The name was instantly familiar to Travis, but he couldn’t place it. It was like trying to match an obscure actor’s name to a face or a role. He looked at Paige and saw no such struggle in her expression—she knew exactly who Ruben Ward was.
She glanced at him. “You read about him your first day in Border Town, in the journal down on Level 51.”

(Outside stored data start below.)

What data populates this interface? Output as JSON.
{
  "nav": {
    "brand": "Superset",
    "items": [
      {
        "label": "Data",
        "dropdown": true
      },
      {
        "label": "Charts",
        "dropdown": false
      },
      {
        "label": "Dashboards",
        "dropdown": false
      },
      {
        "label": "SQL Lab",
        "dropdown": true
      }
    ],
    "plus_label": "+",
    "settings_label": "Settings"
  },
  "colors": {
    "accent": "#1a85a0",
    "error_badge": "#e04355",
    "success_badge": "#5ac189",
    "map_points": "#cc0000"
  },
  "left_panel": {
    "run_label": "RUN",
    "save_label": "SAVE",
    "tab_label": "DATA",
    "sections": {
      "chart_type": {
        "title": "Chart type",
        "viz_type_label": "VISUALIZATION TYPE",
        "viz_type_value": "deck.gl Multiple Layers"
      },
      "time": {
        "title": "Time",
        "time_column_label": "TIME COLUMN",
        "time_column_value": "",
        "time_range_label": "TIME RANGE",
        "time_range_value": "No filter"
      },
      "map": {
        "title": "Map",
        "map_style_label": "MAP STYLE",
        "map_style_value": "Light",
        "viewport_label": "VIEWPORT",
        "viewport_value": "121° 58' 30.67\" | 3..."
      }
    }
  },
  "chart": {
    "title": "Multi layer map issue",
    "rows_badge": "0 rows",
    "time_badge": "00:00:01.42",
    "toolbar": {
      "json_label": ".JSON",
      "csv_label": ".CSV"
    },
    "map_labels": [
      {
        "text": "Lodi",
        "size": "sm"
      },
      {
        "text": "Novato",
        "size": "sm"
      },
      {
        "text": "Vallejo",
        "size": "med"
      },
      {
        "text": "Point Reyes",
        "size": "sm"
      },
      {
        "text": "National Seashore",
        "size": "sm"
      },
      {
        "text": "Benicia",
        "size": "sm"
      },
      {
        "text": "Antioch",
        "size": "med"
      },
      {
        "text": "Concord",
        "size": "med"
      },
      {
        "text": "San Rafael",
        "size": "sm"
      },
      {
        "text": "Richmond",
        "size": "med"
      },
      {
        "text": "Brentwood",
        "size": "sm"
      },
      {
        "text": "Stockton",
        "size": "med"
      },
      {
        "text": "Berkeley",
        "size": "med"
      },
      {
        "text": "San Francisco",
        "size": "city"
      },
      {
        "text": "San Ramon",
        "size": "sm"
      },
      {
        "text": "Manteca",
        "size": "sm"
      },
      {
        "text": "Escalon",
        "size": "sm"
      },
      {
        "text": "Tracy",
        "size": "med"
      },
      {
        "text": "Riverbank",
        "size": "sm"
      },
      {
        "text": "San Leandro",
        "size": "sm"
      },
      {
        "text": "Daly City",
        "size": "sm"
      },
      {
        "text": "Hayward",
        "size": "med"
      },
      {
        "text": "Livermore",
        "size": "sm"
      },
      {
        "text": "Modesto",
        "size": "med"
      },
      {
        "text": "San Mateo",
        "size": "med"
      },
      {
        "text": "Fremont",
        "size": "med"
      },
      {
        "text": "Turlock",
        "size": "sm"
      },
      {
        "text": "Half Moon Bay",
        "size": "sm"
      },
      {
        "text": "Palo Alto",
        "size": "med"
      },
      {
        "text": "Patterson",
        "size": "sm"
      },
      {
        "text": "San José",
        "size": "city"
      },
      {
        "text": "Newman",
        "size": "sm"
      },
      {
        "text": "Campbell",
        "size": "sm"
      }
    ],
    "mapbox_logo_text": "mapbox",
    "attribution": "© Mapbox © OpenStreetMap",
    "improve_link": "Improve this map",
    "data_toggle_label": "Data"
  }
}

It came back to him before she’d even finished speaking. In the first hour Travis had spent in Border Town, more than three years earlier, Paige had given him a tour of the essentials. Which was to say she’d shown him the Breach. But first she’d taken him into a fortified bunker down the hall from it, and let him read a bloodstained notebook that dated to the Breach’
s creation—March 1978.
That journal had been written by a man named David Bryce, a physicist and a founder of the Very Large Ion Collider project, which had once—very briefly after its completion—resided on the premises. Bryce had decided to keep an informal account of events at the VLIC: a journal that he and others could write in whenever they felt like it. The first entry had been jotted a few hours before the collider’s maiden test shot; Bryce’s tone had been lighthearted and hopeful. The same couldn’t be said for the rest of the entries.
The remainder of the journal chronicled not only the hellish first days after the Breach’s formation, but Bryce’s own descent into something like an animal mindset, his cognitive functions and his inhibitions stripped away by exposure to the Breach—specifically the sounds that issued from it. Breach Voices, as they were now known.
The journal had also mentioned Ruben Ward, the man who had actually thrown the switch to initiate the VLIC’s first shot. The man who, in the strictest sense, had opened the Breach.
Ward had paid instantly for the privilege. According to the journal, he’d collapsed at the moment of the shot—possibly jolted by the switch or its metal housing—and never woke during the days that followed. Travis had heard a bit more about him afterward: Ward had been transferred to some hospital out east, still unresponsive, and ended up in a coma unit. That was as much as Travis knew. In all the time since he’d first heard the story, he’d never brought it up again. Neither had anyone else.
“I was under the impression he died at Johns Hopkins,” Paige said, “a couple months after the VLIC accident. April or May of 1978.”
“That’s what we told people,” Carrie said. “People who joined Tangent later on, after Scalar had come and gone. Kept them from asking unwanted questions.”
“So where did he really die?” Paige said.
“In a hotel room in Los Angeles, late that summer. August 12. He walked out of the coma unit at Johns Hopkins by himself in the first week of May, vanished off the grid for three months, then checked into a room on Sunset and put a .38 in his mouth. At the time we all thought we understood, more or less. Whatever the VLIC accident did to him must have left him scrambled. Maybe deep depression, maybe anxiety. He struggled with it that summer and then called it good, we figured. It wasn’t until a few years later that we found out we were wrong. Very wrong. At which point Peter launched the Scalar investigation to try to piece together those missing three months. He was desperate to find out where Ward had gone during that time, and what he’d done—desperate to learn anything about him, really.”